The Purple Gang are a British rock band active intermittently since the 1960s. They were originally associated with the London psychedelic scene. They released their debut album, The Purple Gang Strikes in 1968, with one track, "Granny Takes a Trip" banned from being broadcast by the BBC.

==History==
Although they were associated with the London psychedelic music scene, they originated in Stockport, then in Cheshire, as The Young Contemporaries jugband. The band adopted the name, The Purple Gang, when they changed their image to the well-dressed, clean-cut "gangster" style in the 1960s. In London, they engaged Joe Boyd as their record producer, and shared a studio with Pink Floyd as they recorded their first single, "Granny Takes A Trip", named after the eponymous shop in the Kings Road, London. Pink Floyd were making their own first single, "Arnold Layne", at the time.

The BBC spotted the word 'trip' in the title and, assuming it to be a reference to LSD, banned the record from their airwaves. Also noting that the band's lead singer at the time (Pete Walker) was nicknamed 'Lucifer', the BBC Controller said "... a song with a dubious title designed to corrupt the nation's youth – and a band that boasts a warlock for a singer will not be tolerated by any decent society..." An album, The Purple Gang Strikes was released in 1968, but failed to sell, although Pirate radio station DJs such as John Peel praised the group. The band continued during the early 1970s, with a slightly different line-up.

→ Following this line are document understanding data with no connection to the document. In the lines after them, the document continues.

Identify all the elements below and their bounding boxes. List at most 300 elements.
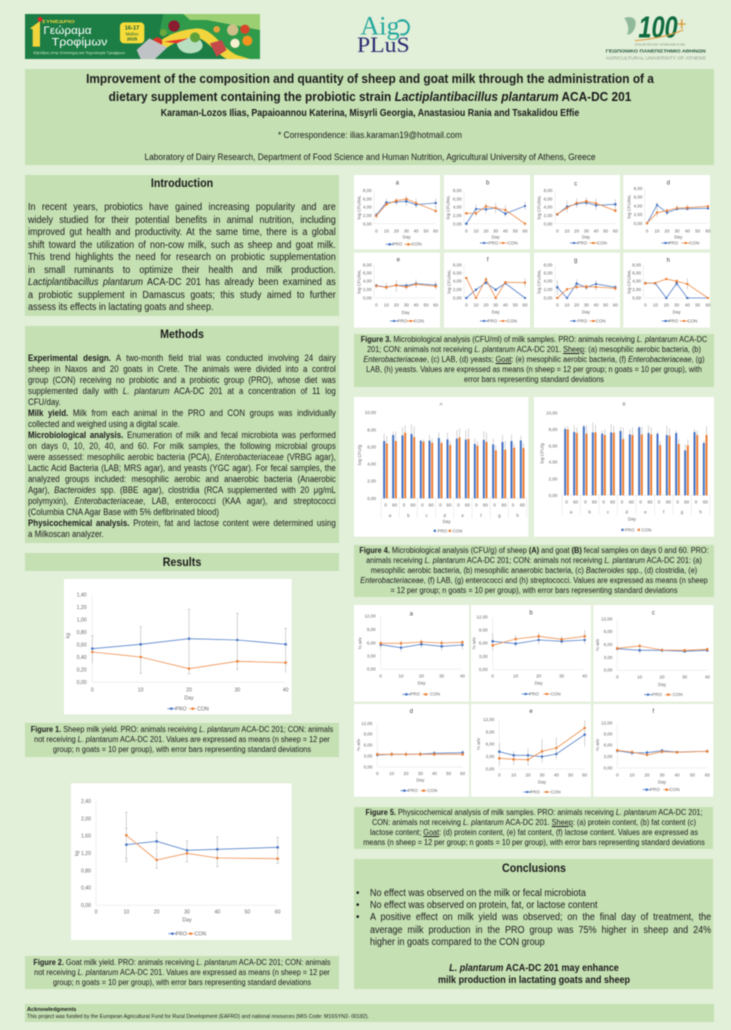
chart: 3f: f	[487, 257, 489, 263]
chart: 5f: 50	[690, 773, 695, 778]
chart: 4A sheep: c	[426, 513, 429, 518]
text: introduction body: assess its effects in lactating goats and sheep.	[28, 302, 213, 313]
chart: 3b: 30	[493, 228, 499, 233]
chart: 5e: Day	[538, 779, 547, 784]
chart: 4B goat: 0	[602, 500, 605, 505]
chart: 3f: 50	[513, 303, 518, 308]
heading: methods: Methods	[160, 328, 204, 341]
chart: 3e: 40	[413, 303, 419, 308]
panel: results heading	[25, 553, 339, 571]
text: methods body	[27, 352, 336, 540]
caption: figure 5: means (n sheep = 12 per group; n goats = 10 per group), with error bars representing standard deviations	[363, 838, 704, 847]
chart: figure 1 sheep milk yield	[64, 578, 292, 715]
chart: 3b: 10	[473, 228, 479, 233]
chart: 5b: 40	[582, 674, 588, 679]
chart: 3b: 8,00	[453, 188, 462, 193]
logo: Agricultural University of Athens 100 years	[605, 10, 706, 60]
chart: 5d: 40	[432, 771, 437, 776]
chart: 5e: 30	[539, 773, 545, 778]
chart: 3a: 10	[384, 228, 389, 233]
chart: 3e: 30	[404, 303, 409, 308]
chart: 4B goat: 8,00	[549, 427, 558, 432]
chart: 3a: 2,00	[363, 213, 372, 218]
chart: 3a: Day	[403, 234, 411, 239]
chart: 3c: 30	[584, 228, 589, 233]
chart: 3a: 4,00	[363, 205, 372, 210]
chart: 3b: log CFU/mL	[446, 195, 451, 219]
chart: 3a: a	[396, 180, 400, 186]
chart: 3h: CON	[687, 318, 697, 323]
chart: 5c: 6,00	[604, 642, 613, 647]
chart: 3b: 2,00	[453, 213, 462, 218]
chart: 3e: 0	[375, 303, 378, 308]
caption: figure 2: group; n goats = 10 per group), with error bars representing standard deviations	[53, 978, 311, 987]
chart: 3g: 6,00	[544, 271, 553, 276]
chart group: figure 4 fecal microbiology bars	[354, 396, 714, 537]
chart: 5c: 40	[705, 674, 710, 679]
chart: 4B goat: 6,00	[549, 443, 558, 448]
chart: 3f: 20	[483, 303, 489, 308]
chart: 4A sheep: 0	[439, 503, 442, 508]
chart: figure 2 goat milk yield: 1,20	[81, 851, 91, 857]
logo: AigPLuS: PLuS	[357, 32, 410, 57]
chart: 5a: 40	[460, 673, 465, 678]
chart: figure 1 sheep milk yield: 10	[138, 688, 144, 694]
logo: conference banner: Εξελίξεις στην Επιστήμη και Τεχνολογία Τροφίμων	[33, 51, 125, 55]
chart: 5a: Day	[418, 681, 426, 686]
chart: 5e: 50	[568, 773, 574, 778]
chart: 5b: b	[529, 610, 533, 616]
text: conclusions list	[370, 888, 712, 948]
chart: 4B goat: e	[644, 510, 647, 515]
logo: conference banner: 16-17	[125, 25, 139, 31]
chart: 3f: 8,00	[453, 262, 462, 267]
chart: 3f: Day	[492, 309, 500, 314]
title: Improvement of the composition and quantity of sheep and goat milk through the administration of a	[86, 71, 653, 86]
chart: 3f: 60	[522, 303, 528, 308]
chart: 5f: 12,00	[601, 720, 613, 725]
chart: 3a: 30	[404, 228, 409, 233]
chart: 4B goat: 2,00	[549, 476, 558, 481]
chart: figure 2 goat milk yield: 2,40	[81, 799, 91, 805]
chart: figure 2 goat milk yield: CON	[195, 931, 206, 937]
chart: 5c: 0,00	[604, 668, 613, 673]
chart: 3h: 6,00	[632, 271, 641, 276]
chart: 4B goat: c	[607, 510, 610, 515]
text: conclusions list: average milk production in the PRO group was 75% higher in sheep and 24%	[370, 925, 711, 936]
chart: 3h: 50	[695, 303, 701, 308]
chart: 3g: g	[574, 258, 577, 264]
logo: conference banner: Γεώραμα	[43, 25, 92, 37]
chart: 3e: 0,00	[363, 296, 372, 301]
chart: 4B goat: Day	[628, 516, 637, 521]
chart: 4B goat: 60	[703, 500, 708, 505]
chart: 3d: 30	[674, 228, 680, 233]
chart: figure 1 sheep milk yield: Day	[184, 696, 194, 702]
panel: introduction	[25, 175, 339, 316]
chart: figure 1 sheep milk yield: CON	[197, 706, 209, 712]
chart: 3d	[623, 175, 711, 249]
chart: 4B goat: 0,00	[549, 493, 558, 498]
chart: 3g: 20	[574, 303, 580, 308]
chart: 3h: 10	[653, 303, 658, 308]
chart: 3b: 6,00	[453, 196, 462, 201]
chart: 3a: 0	[375, 228, 378, 233]
text: methods body: (Columbia CNA Agar Base with 5% defibrinated blood)	[28, 506, 219, 516]
caption: figure 4	[354, 545, 714, 597]
chart: 4B goat: 10,00	[546, 410, 558, 415]
chart: 5b: Day	[535, 681, 543, 686]
chart: 5d: 60	[460, 771, 466, 776]
chart: 3g: 40	[593, 303, 599, 308]
chart: 5d: 10	[389, 771, 395, 776]
chart: 5c: 30	[682, 674, 688, 679]
chart: 3d: 60	[705, 228, 711, 233]
text: acknowledgments	[26, 1006, 369, 1020]
chart: 5d: d	[410, 709, 413, 715]
chart: 5e: e	[529, 709, 533, 715]
chart: 3g: 0,00	[544, 296, 553, 301]
chart: 4A sheep: 60	[410, 503, 416, 508]
chart: 3c: 4,00	[544, 205, 553, 210]
chart: 3f: 2,00	[453, 287, 462, 292]
chart: figure 2 goat milk yield: 0,80	[81, 868, 91, 874]
chart: 3d: Day	[674, 235, 683, 240]
chart: 3f: log CFU/mL	[446, 269, 451, 294]
chart: 5e: 3,00	[486, 754, 495, 759]
chart: 5d	[354, 704, 469, 797]
text: introduction body: a probiotic supplement in Damascus goats; this study aimed to further	[28, 290, 336, 300]
chart: 5a: a	[410, 611, 414, 617]
text: conclusions list: higher in goats compared to the CON group	[370, 937, 545, 948]
chart: 4A sheep: 60	[520, 503, 525, 508]
chart: 3a: PRO	[392, 242, 403, 247]
chart: 3b: 50	[513, 228, 518, 233]
caption: figure 1	[25, 723, 339, 757]
chart: figure 2 goat milk yield: kg	[74, 850, 80, 856]
chart: 4A sheep: a	[389, 513, 392, 518]
chart: 4A sheep: 60	[483, 503, 488, 508]
chart: 3b: 0,00	[453, 221, 462, 226]
chart: 5b: 3,00	[479, 654, 488, 659]
chart: 5e: % w/v	[476, 737, 481, 750]
chart: 5f: PRO	[650, 787, 660, 792]
caption: figure 2: Figure 2. Goat milk yield. PRO: animals receiving L. plantarum ACA-DC 201; CON: animals	[33, 958, 331, 967]
chart: 4B goat: 60	[684, 500, 690, 505]
chart: 5a: 30	[439, 673, 445, 678]
chart: 5f: 6,00	[604, 743, 613, 748]
title	[86, 71, 654, 104]
chart: 4A sheep: 60	[428, 503, 434, 508]
chart: 5e: 12,00	[483, 717, 495, 722]
chart: 4B goat	[534, 397, 714, 537]
text: conclusions list: A positive effect on milk yield was observed; on the final day of treatment, the	[370, 912, 711, 923]
chart: 3h: 4,00	[632, 279, 641, 284]
chart: figure 1 sheep milk yield: 0,20	[77, 667, 87, 673]
chart: 3d: d	[667, 180, 670, 186]
chart: figure 1 sheep milk yield: 0,80	[77, 630, 87, 636]
chart: figure 1 sheep milk yield: 1,40	[77, 593, 87, 599]
text: methods body: sheep in Naxos and 20 goats in Crete. The animals were divided into a control	[28, 364, 336, 374]
chart: figure 1 sheep milk yield: 0,60	[77, 642, 87, 648]
chart: 3h: PRO	[668, 318, 679, 323]
heading: introduction: Introduction	[151, 177, 213, 190]
logo: AigPLuS	[357, 12, 411, 57]
chart: 4A sheep: g	[498, 513, 501, 518]
chart: 3c: 8,00	[544, 188, 553, 193]
chart: 4B goat: b	[588, 510, 591, 515]
chart: 5f: CON	[670, 787, 680, 792]
text: introduction body: This trend highlights the need for research on probiotic supplementation	[28, 252, 336, 263]
affiliation: Laboratory of Dairy Research, Department of Food Science and Human Nutrition, Agricultural University of Athens, Greece	[144, 152, 595, 162]
chart: 5c: 12,00	[601, 616, 613, 621]
text: methods body: analyzed groups included: mesophilic aerobic and anaerobic bacteria (Anaerobic	[28, 474, 336, 484]
chart: 3d: 10	[654, 228, 660, 233]
chart: 3c: 0	[556, 228, 559, 233]
chart: 4B goat: h	[699, 510, 702, 515]
chart: 4B goat: 60	[573, 500, 579, 505]
chart: 5f	[593, 704, 713, 797]
chart group: figure 3 milk microbiology	[354, 174, 711, 328]
chart: 5a: CON	[430, 692, 440, 697]
caption: figure 3: 201; CON: animals not receiving L. plantarum ACA-DC 201. Sheep: (a) mesophilic aerobic bacteria, (b)	[367, 345, 701, 354]
chart: 3b: 60	[522, 228, 528, 233]
caption: figure 3: Enterobacteriaceae, (c) LAB, (d) yeasts; Goat: (e) mesophilic aerobic bacteria, (f) Enterobacteriaceae, (g)	[363, 355, 705, 364]
chart: figure 2 goat milk yield: 0,40	[81, 886, 91, 892]
chart: 5b: 0	[491, 674, 494, 679]
chart: 3f: 0	[465, 303, 468, 308]
chart: 3a: 20	[394, 228, 399, 233]
chart: figure 1 sheep milk yield: 0,00	[77, 680, 87, 686]
chart: figure 1 sheep milk yield: 30	[234, 688, 240, 694]
chart: 3g: PRO	[577, 318, 588, 323]
chart: 3a: 0,00	[363, 221, 372, 226]
chart: 5b: 20	[536, 674, 542, 679]
chart group: figure 5 physicochemical	[354, 604, 714, 797]
chart: 3e: CON	[414, 318, 424, 323]
chart: 3f: 0,00	[453, 296, 462, 301]
chart: 3h: 2,00	[632, 287, 641, 292]
chart: 5d: 20	[403, 771, 409, 776]
chart: 3f: 40	[503, 303, 508, 308]
text: introduction body: Lactiplantibacillus plantarum ACA-DC 201 has already been examined as	[28, 277, 336, 288]
logo: conference banner: 2025	[127, 37, 138, 42]
authors: Karaman-Lozos Ilias, Papaioannou Katerina, Misyrli Georgia, Anastasiou Rania and Tsakalidou Effie	[160, 108, 579, 119]
chart: 5d: Day	[416, 777, 425, 782]
caption: figure 3: Figure 3. Microbiological analysis (CFU/ml) of milk samples. PRO: animals receiving L. plantarum ACA-DC	[361, 335, 707, 344]
chart: 3h: 40	[685, 303, 690, 308]
chart: figure 2 goat milk yield: 1,60	[81, 834, 91, 840]
chart: figure 2 goat milk yield: 2,00	[81, 816, 91, 822]
chart: figure 1 sheep milk yield: 1,20	[77, 605, 87, 611]
chart: 5b: 12,00	[476, 615, 488, 620]
panel: conclusions	[354, 859, 713, 989]
caption: figure 1: not receiving L. plantarum ACA-DC 201. Values are expressed as means (n sheep = 12 per	[34, 735, 330, 744]
panel: methods	[25, 326, 339, 543]
chart: 3g: 30	[584, 303, 589, 308]
logo: Agricultural University of Athens 100 years: AGRICULTURAL UNIVERSITY OF ATHENS	[606, 55, 706, 60]
chart: 4B goat: 0	[621, 500, 624, 505]
logo: Agricultural University of Athens 100 years: ΓΕΩΠΟΝΙΚΟ ΠΑΝΕΠΙΣΤΗΜΙΟ ΑΘΗΝΩΝ	[606, 49, 706, 54]
text: methods body: collected and weighed using a digital scale.	[28, 418, 180, 428]
chart: 3h: 60	[705, 303, 711, 308]
chart: 3c: c	[574, 181, 577, 187]
chart: 3f: CON	[507, 318, 517, 323]
chart: 4B goat: 0	[565, 500, 568, 505]
chart: 4A sheep: A	[439, 401, 443, 406]
bullet markers	[356, 888, 360, 923]
text: introduction body: improved gut health and productivity. At the same time, there is a global	[28, 227, 336, 238]
logo: Agricultural University of Athens 100 years: ΕΤΟΣ ΙΔΡΥΣΗΣ 1920 · ESTABLISHED IN 1920	[635, 43, 686, 46]
chart: 5e: 0	[498, 773, 501, 778]
chart: 3b: 40	[503, 228, 508, 233]
chart: 5a: % w/v	[357, 637, 362, 649]
chart: 3e: e	[397, 257, 401, 263]
chart: 4A sheep: 60	[392, 503, 398, 508]
chart: 3a: log CFU/mL	[356, 195, 361, 219]
chart: 5b: 30	[559, 674, 565, 679]
chart: 5a: 0	[379, 673, 382, 678]
chart: 5c: Day	[658, 682, 667, 687]
chart: 3h: 20	[664, 303, 669, 308]
chart: 4A sheep: b	[407, 513, 410, 518]
chart: 3e: 4,00	[363, 279, 372, 284]
bullet markers: •	[356, 888, 359, 898]
text: introduction body: shift toward the utilization of non-cow milk, such as sheep and goat milk.	[28, 240, 336, 250]
chart: 4B goat: 60	[647, 500, 653, 505]
chart: 5f: 20	[644, 773, 650, 778]
chart: 3a: 60	[433, 228, 439, 233]
chart: 3c: 6,00	[544, 196, 553, 201]
chart: 5a: 9,00	[367, 627, 376, 632]
chart: figure 2 goat milk yield: 30	[184, 910, 190, 916]
chart: 5d: 50	[446, 771, 452, 776]
chart: 5a: 20	[419, 673, 424, 678]
caption: figure 1: Figure 1. Sheep milk yield. PRO: animals receiving L. plantarum ACA-DC 201; CON: animals	[31, 725, 333, 734]
chart: 5e: CON	[551, 789, 561, 794]
chart: figure 2 goat milk yield: 10	[123, 910, 129, 916]
chart: 3d: PRO	[668, 240, 679, 245]
chart: 3e: log CFU/mL	[356, 269, 361, 294]
caption: figure 4: Figure 4. Microbiological analysis (CFU/g) of sheep (A) and goat (B) fecal samples on days 0 and 60. PRO:	[359, 546, 709, 555]
heading: results: Results	[163, 556, 201, 568]
chart: 5a: 12,00	[364, 614, 376, 619]
chart: 5d: 3,00	[364, 753, 373, 758]
chart: 5e: 9,00	[486, 729, 495, 734]
chart: 5c: 0	[616, 674, 619, 679]
panel: acknowledgments	[25, 1004, 714, 1022]
chart: 3c: 60	[613, 228, 618, 233]
heading: conclusions: Conclusions	[501, 862, 565, 875]
text: introduction body	[27, 202, 336, 313]
chart: 5d: % w/v	[356, 738, 361, 751]
chart: 5a: 6,00	[367, 640, 376, 645]
chart: figure 2 goat milk yield: PRO	[176, 931, 187, 937]
chart: 3f: 10	[473, 303, 479, 308]
chart: 4A sheep: PRO	[437, 528, 448, 533]
text: acknowledgments: This project was funded by the European Agricultural Fund for Rural Development (EAFRD) and national resources (MIS Code: M16SYN2- 00182).	[27, 1014, 369, 1020]
text: methods body: group (CON) receiving no probiotic and a probiotic group (PRO), whose diet was	[28, 374, 336, 384]
chart: 4B goat: 4,00	[549, 460, 558, 465]
chart: 3a	[354, 175, 440, 249]
chart: 4A sheep: 0	[475, 503, 478, 508]
chart: 3e: 6,00	[363, 271, 372, 276]
chart: 4B goat: a	[570, 510, 573, 515]
text: methods body: Milk yield. Milk from each animal in the PRO and CON groups was individually	[28, 408, 336, 418]
chart: 5d: 0,00	[364, 764, 373, 769]
chart: 4A sheep: 0	[457, 503, 460, 508]
text: methods body: Experimental design. A two-month field trial was conducted involving 24 dairy	[28, 352, 336, 362]
chart: 4A sheep: 10,00	[365, 410, 376, 415]
chart: 5b: CON	[551, 691, 561, 696]
chart: 5b: 10	[513, 674, 519, 679]
chart: 5f: Day	[658, 780, 667, 785]
chart: 4A sheep: e	[461, 513, 464, 518]
text: methods body: polymyxin), Enterobacteriaceae, LAB, enterococci (KAA agar), and streptococci	[28, 496, 336, 506]
chart: 3g: CON	[596, 318, 606, 323]
text: introduction body: In recent years, probiotics have gained increasing popularity and are	[28, 202, 336, 213]
text: introduction body: in small ruminants to optimize their health and milk production.	[28, 264, 336, 276]
chart: 4A sheep: f	[480, 513, 482, 518]
chart: 3d: 40	[685, 228, 690, 233]
chart: 4B goat: g	[681, 510, 684, 515]
chart: 3f: PRO	[487, 318, 498, 323]
chart: 5d: 9,00	[364, 732, 373, 737]
chart: 3c: Day	[582, 234, 591, 239]
chart: 3b: 20	[483, 228, 489, 233]
chart: 5f: 60	[705, 773, 710, 778]
chart: 4A sheep: 0	[512, 503, 515, 508]
chart: figure 2 goat milk yield: 60	[275, 910, 281, 916]
logo: AigPLuS: Aig	[360, 12, 400, 41]
text: acknowledgments: Acknowledgments	[27, 1006, 76, 1012]
chart: 5b: 6,00	[479, 641, 488, 646]
chart: 4A sheep: 60	[501, 503, 507, 508]
chart: 3a: 6,00	[363, 196, 372, 201]
chart: 5d: CON	[427, 788, 437, 793]
chart: 3g: 0	[556, 303, 559, 308]
chart: 4A sheep: Day	[443, 519, 451, 524]
chart: 3d: 8,00	[634, 186, 643, 191]
text: methods body: Physicochemical analysis. Protein, fat and lactose content were determined using	[28, 518, 336, 528]
chart: 4A sheep: 2,00	[367, 479, 376, 484]
chart: 3d: 20	[664, 228, 670, 233]
chart: 4B goat: 0	[639, 500, 642, 505]
chart: 5c: 3,00	[604, 655, 613, 660]
chart: 5c: % w/v	[595, 638, 600, 651]
chart: figure 2 goat milk yield: 0	[95, 910, 98, 916]
chart: 5a	[354, 605, 469, 702]
chart: 3d: 6,00	[634, 195, 643, 200]
text: take-home message: milk production in lactating goats and sheep	[437, 975, 630, 986]
chart: 3e: 8,00	[363, 262, 372, 267]
logo: conference banner	[24, 13, 261, 60]
chart: 4B goat: log CFU/g	[540, 443, 545, 463]
chart: 5c: 9,00	[604, 629, 613, 634]
chart: 3g: 50	[603, 303, 609, 308]
chart: 3e	[354, 253, 440, 328]
text: methods body: CFU/day.	[28, 396, 61, 406]
chart: figure 2 goat milk yield: 20	[154, 910, 160, 916]
chart: 5d: 30	[418, 771, 423, 776]
chart: 3b: CON	[508, 240, 518, 245]
caption: figure 5: Figure 5. Physicochemical analysis of milk samples. PRO: animals receiving L. plantarum ACA-DC 201;	[365, 808, 702, 817]
chart: 3g: 60	[613, 303, 618, 308]
chart: 4B goat: d	[625, 510, 628, 515]
chart: 4A sheep: 8,00	[367, 427, 376, 432]
chart: 4B goat: 0	[584, 500, 587, 505]
caption: figure 4: Enterobacteriaceae, (f) LAB, (g) enterococci and (h) streptococci. Values are expressed as means (n sheep	[360, 576, 708, 585]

In 1998 the band reformed and recorded an album, Night of the Uncool, with several new songs by Joe Beard, some of which were produced by Gerry Robinson, the mandolin and harmonica player from the original 1967 line-up. From 1999, their new lead vocalist was Stuart Pevitt (born 27 December 1952, Sale, Cheshire, England). They enjoyed some commercial success in Eastern Europe; in Bulgaria and Hungary one of their singles, "Sunset Over the Mersey", entered the national charts.

In 2003 they re-released The Purple Gang Strikes on CD. It contained remixes of several of their 1967 songs, including the BBC-banned track "Granny Takes A Trip". Another track, "Madam Judge", was their reply to the latter's banning.

Most of their songs were written by their early members: guitarist Joe Beard (born Christopher John Beard, 28 November 1945 in Macclesfield, Cheshire), and organist Geoff Bowyer (born Geoffrey Paul Bowyer, 1948 in Leek, Staffordshire). Some other members were vocalist Pete Walker (born Peter John Walker, 1946 in Hyde, North Cheshire), jug / banjo player Ank Langley (born Trevor Langley, 1946 in Stockport, Cheshire) and mandolin / harmonica player Gerry Robinson (born David John Robinson, 1947 in Hyde). Their musical influences and styles are varied, from jug band, country and western, through psychedelic, to rock music.

The band's unofficial headquarters was The Castle Inn, Macclesfield, where they regularly practised and jammed for their enthusiastic local fans.

Beard's biography of the band, Taking the Purple - The Extraordinary Story of The Purple Gang - Granny Takes a Trip... and All That was published in 2024.

Beard and Robinson released a new CD in 2014 – We Meant No Harm.

Pevitt died of cancer in 2009, aged 56. Robinson died on 14 September 2024, aged 76.